ICTs and health
The potential and the constraints in low income countries
Von J. Ghosh & C.P. Chandrasekhar
This paper outlines the potential offered by technological progress in the information and communication technologies (ICTs) industries for the health sector in developing countries, presents some examples of positive experiences in India, and considers the difficulties in achieving this potential. The development of ICTs can bring about improvements in health in developing countries in at
Developments in information and communication technologies (ICTs) during the last quarter of the 20th century heralded an information age in which economic and social activity has been widened, deepened and transformed. The more optimistic projections suggest that a computerized and networked world would not only ensure a more widespread and rapid growth of employment, productivity and output, but would also improve access to facilities that enhance the quality of life. In this article we consider some of the technological changes which could affect health conditions in developing countries. We focus on some experiences of using ICTs in the health sector in India which indicate how the potential of ICTs can be exploited in developing countries. We also consider the constraints on the realization of such potential.

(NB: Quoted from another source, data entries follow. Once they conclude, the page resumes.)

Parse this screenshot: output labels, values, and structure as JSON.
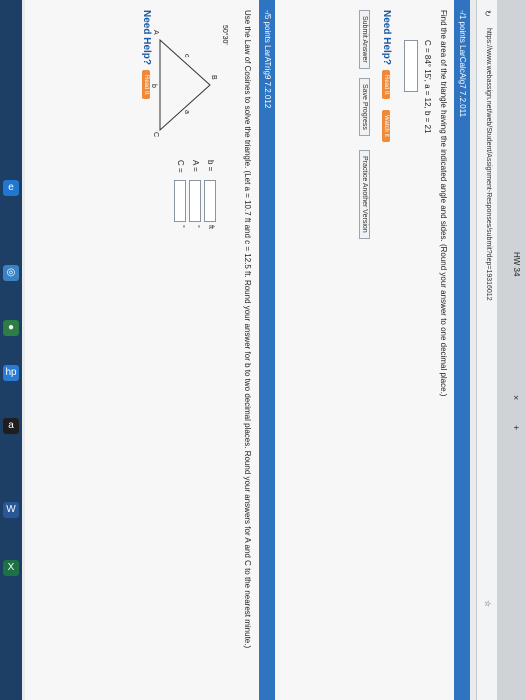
{
  "browser": {
    "tab_title": "HW 34",
    "url": "https://www.webassign.net/web/Student/Assignment-Responses/submit?dep=19316012"
  },
  "question1": {
    "header": "-/1 points LarCalcAlg7 7.2.011",
    "prompt": "Find the area of the triangle having the indicated angle and sides. (Round your answer to one decimal place.)",
    "given": "C = 84° 15',  a = 12,  b = 21",
    "need_help": "Need Help?",
    "read_it": "Read It",
    "watch_it": "Watch It",
    "submit": "Submit Answer",
    "save": "Save Progress",
    "practice": "Practice Another Version"
  },
  "question2": {
    "header": "-/5 points LarATrig9 7.2.012",
    "prompt": "Use the Law of Cosines to solve the triangle. (Let a = 10.7 ft and c = 12.5 ft. Round your answer for b to two decimal places. Round your answers for A and C to the nearest minute.)",
    "angle_label": "50°30'",
    "vertex_B": "B",
    "vertex_A": "A",
    "vertex_C": "C",
    "side_a": "a",
    "side_b": "b",
    "side_c": "c",
    "b_label": "b =",
    "A_label": "A =",
    "C_label": "C =",
    "unit_ft": "ft",
    "unit_deg": "°",
    "need_help": "Need Help?",
    "read_it": "Read It"
  },
  "taskbar_icons": [
    "edge-icon",
    "windows-icon",
    "chrome-icon",
    "hp-icon",
    "amazon-icon",
    "word-icon",
    "excel-icon"
  ]
}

The conceptual framework of this paper is based on the notion that ICTs can affect health conditions in poor countries both directly and indirectly. It can work directly by improving health care provision and disease prevention. It also works indirectly on the health status of the population through its effects on the broader determinants of health, such as growth, the economic position of households, and the social infrastructure (1). The effect of ICTs on health differs from its impact on other sectors in crucial ways. Achieving some of the benefits of ICTs requires that health workers are reached and not necessarily the final beneficiaries, thus, the cost of a given quantum of effect is reduced. In that respect, it does indeed hold out a great deal of promise. However, such promise is limited by a number of features which are common to most poor developing countries. These include large gaps in basic infrastructure availability, and the ability and willingness of health workers and others to make use of the opportunities that are being offered.
Developments in ICTs
At the core of the perceived opportunity offered by ICTs lies the dramatic increase in computing power ensured by the emergence and rapid evolution of microprocessor technology. In the three decades since 1971, the number of transistors on a chip has increased from 2300 on the 4004 to 42 million on the Pentium 4 processor and the cost per Mhz of computing power has fallen from US$ 760 in 1970 to 17 cents in 1999 (2). This has helped personal computer (PC) makers and those incorporating computer chips into their products to deliver far more powerful systems at the same or reduced prices.

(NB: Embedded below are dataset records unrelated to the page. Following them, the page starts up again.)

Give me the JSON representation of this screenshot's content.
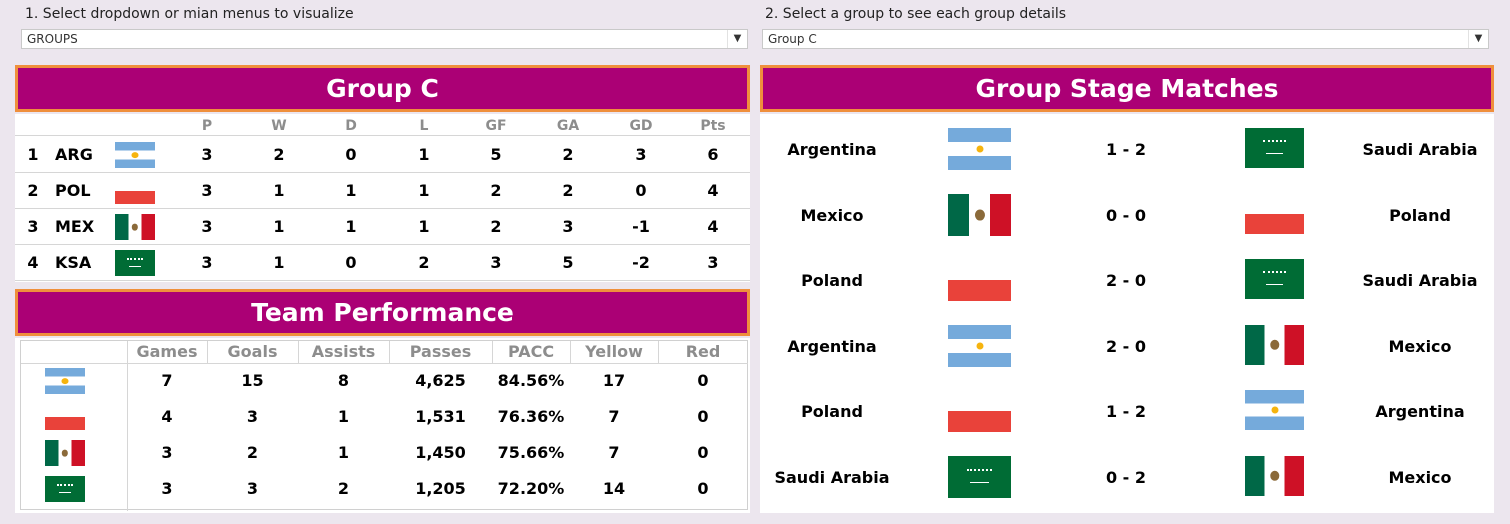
{
  "controls": {
    "menu_label": "1. Select dropdown or mian menus to visualize",
    "menu_value": "GROUPS",
    "group_label": "2. Select a group to see each group details",
    "group_value": "Group C"
  },
  "standings": {
    "title": "Group C",
    "headers": [
      "P",
      "W",
      "D",
      "L",
      "GF",
      "GA",
      "GD",
      "Pts"
    ],
    "rows": [
      {
        "rank": "1",
        "team": "ARG",
        "flag": "argentina-flag",
        "P": "3",
        "W": "2",
        "D": "0",
        "L": "1",
        "GF": "5",
        "GA": "2",
        "GD": "3",
        "Pts": "6"
      },
      {
        "rank": "2",
        "team": "POL",
        "flag": "poland-flag",
        "P": "3",
        "W": "1",
        "D": "1",
        "L": "1",
        "GF": "2",
        "GA": "2",
        "GD": "0",
        "Pts": "4"
      },
      {
        "rank": "3",
        "team": "MEX",
        "flag": "mexico-flag",
        "P": "3",
        "W": "1",
        "D": "1",
        "L": "1",
        "GF": "2",
        "GA": "3",
        "GD": "-1",
        "Pts": "4"
      },
      {
        "rank": "4",
        "team": "KSA",
        "flag": "saudi-arabia-flag",
        "P": "3",
        "W": "1",
        "D": "0",
        "L": "2",
        "GF": "3",
        "GA": "5",
        "GD": "-2",
        "Pts": "3"
      }
    ]
  },
  "performance": {
    "title": "Team Performance",
    "headers": [
      "Games",
      "Goals",
      "Assists",
      "Passes",
      "PACC",
      "Yellow",
      "Red"
    ],
    "rows": [
      {
        "flag": "argentina-flag",
        "Games": "7",
        "Goals": "15",
        "Assists": "8",
        "Passes": "4,625",
        "PACC": "84.56%",
        "Yellow": "17",
        "Red": "0"
      },
      {
        "flag": "poland-flag",
        "Games": "4",
        "Goals": "3",
        "Assists": "1",
        "Passes": "1,531",
        "PACC": "76.36%",
        "Yellow": "7",
        "Red": "0"
      },
      {
        "flag": "mexico-flag",
        "Games": "3",
        "Goals": "2",
        "Assists": "1",
        "Passes": "1,450",
        "PACC": "75.66%",
        "Yellow": "7",
        "Red": "0"
      },
      {
        "flag": "saudi-arabia-flag",
        "Games": "3",
        "Goals": "3",
        "Assists": "2",
        "Passes": "1,205",
        "PACC": "72.20%",
        "Yellow": "14",
        "Red": "0"
      }
    ]
  },
  "matches": {
    "title": "Group Stage Matches",
    "rows": [
      {
        "home": "Argentina",
        "home_flag": "argentina-flag",
        "score": "1 - 2",
        "away": "Saudi Arabia",
        "away_flag": "saudi-arabia-flag"
      },
      {
        "home": "Mexico",
        "home_flag": "mexico-flag",
        "score": "0 - 0",
        "away": "Poland",
        "away_flag": "poland-flag"
      },
      {
        "home": "Poland",
        "home_flag": "poland-flag",
        "score": "2 - 0",
        "away": "Saudi Arabia",
        "away_flag": "saudi-arabia-flag"
      },
      {
        "home": "Argentina",
        "home_flag": "argentina-flag",
        "score": "2 - 0",
        "away": "Mexico",
        "away_flag": "mexico-flag"
      },
      {
        "home": "Poland",
        "home_flag": "poland-flag",
        "score": "1 - 2",
        "away": "Argentina",
        "away_flag": "argentina-flag"
      },
      {
        "home": "Saudi Arabia",
        "home_flag": "saudi-arabia-flag",
        "score": "0 - 2",
        "away": "Mexico",
        "away_flag": "mexico-flag"
      }
    ]
  },
  "colors": {
    "banner_bg": "#ab0075",
    "banner_border": "#ef8f3c",
    "page_bg": "#ece6ee"
  }
}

The growth in computing power has triggered the development of digital devices that can exploit such power, as well as of peripherals which extend its capability. These devices acquire, record, organize, retrieve, display, manipulate and disseminate information. Here, too, technological change has reduced costs substantially. The cost of a megabyte of storage has fallen from US$ 5257 in 1970 to 17 cents in 1999.

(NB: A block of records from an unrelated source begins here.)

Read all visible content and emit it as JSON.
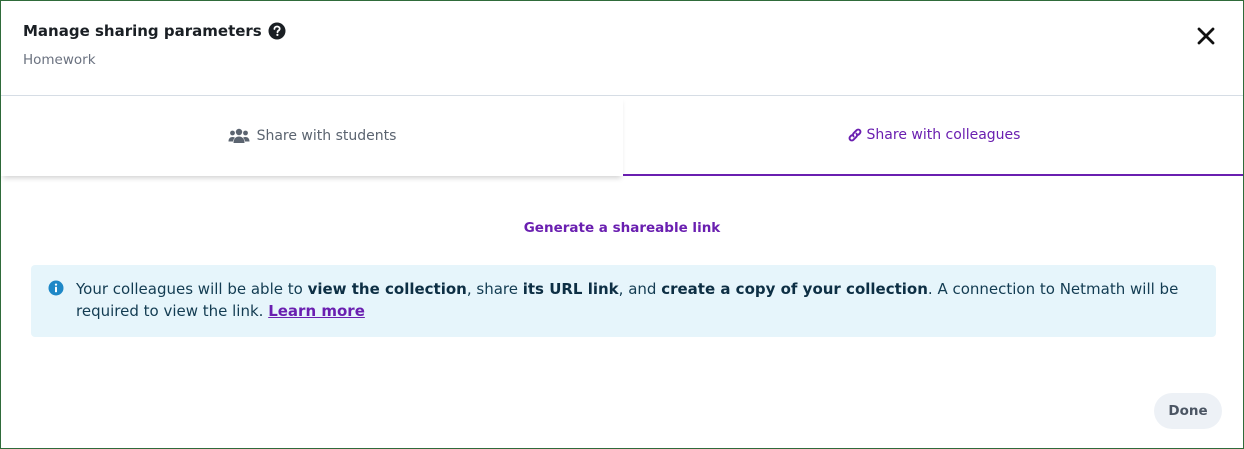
{
  "header": {
    "title": "Manage sharing parameters",
    "subtitle": "Homework"
  },
  "tabs": [
    {
      "label": "Share with students",
      "icon": "users-icon",
      "active": false
    },
    {
      "label": "Share with colleagues",
      "icon": "link-icon",
      "active": true
    }
  ],
  "main": {
    "generate_link": "Generate a shareable link",
    "info": {
      "text_1": "Your colleagues will be able to ",
      "bold_1": "view the collection",
      "text_2": ", share ",
      "bold_2": "its URL link",
      "text_3": ", and ",
      "bold_3": "create a copy of your collection",
      "text_4": ". A connection to Netmath will be required to view the link. ",
      "learn_more": "Learn more"
    }
  },
  "footer": {
    "done_label": "Done"
  },
  "colors": {
    "accent": "#6a1fb0",
    "info_background": "#e6f5fb",
    "info_icon": "#1e88c7",
    "border": "#2f6b3a"
  }
}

The power that this offers is considerably enhanced by the growing possibility of linking computing devices and allowing them to communicate with each other on the basis of a common protocol. This process has been aided by improvements in communication technology that have reduced the cost of transmitting a trillion bits of information from US$ 150 000 to 12 cents over the last three decades (3). This can facilitate the distribution of the benefits flowing from computing power, at low cost, to a large target population.
A range of organizational and institutional developments associated with these technological changes has altered not only patterns of production and distribution of goods, but also, even more significantly, patterns of services. The possibility of geographical separation of the service provider and the final consumer has opened up a whole new range of business opportunities and means that the nature of delivery of many basic services such as health can be transformed.
The potential contribution of ICTs to health services
The expectations that ICTs generate for health improvement in developing countries stem from three sources. The first is their role as an instrument for continuing education and lifelong learning that will enable doctors in developing countries to be informed about and trained in the use of advances in knowledge. The second is their use as a delivery mechanism to poor and remote locations of a wide variety of services varying from improved public health education to emergency advice, including advice on dealing with and mitigating the consequences of natural disasters. The third source is their potential use as a mechanism to increase the transparency and efficiency of governance which would, in turn, improve the available and delivery of publicly provided health services.
Conceptually, this implies that the potential of ICTs in the health area lies in their mediatory role between differentially endowed segments of the health system and between the health system, the health service provider and the beneficiary. In this role they promise to be a much better medium for delivering specific health services and of serving as a tool that can help reorganize the health system and render it more efficient. However, given their mediatory role, the actual impact of ICTs on health depends not merely on the willingness of health administrators to adopt ICTs as a tool, but on the spread of, and access to, a network of ICTs among different segments of the health system.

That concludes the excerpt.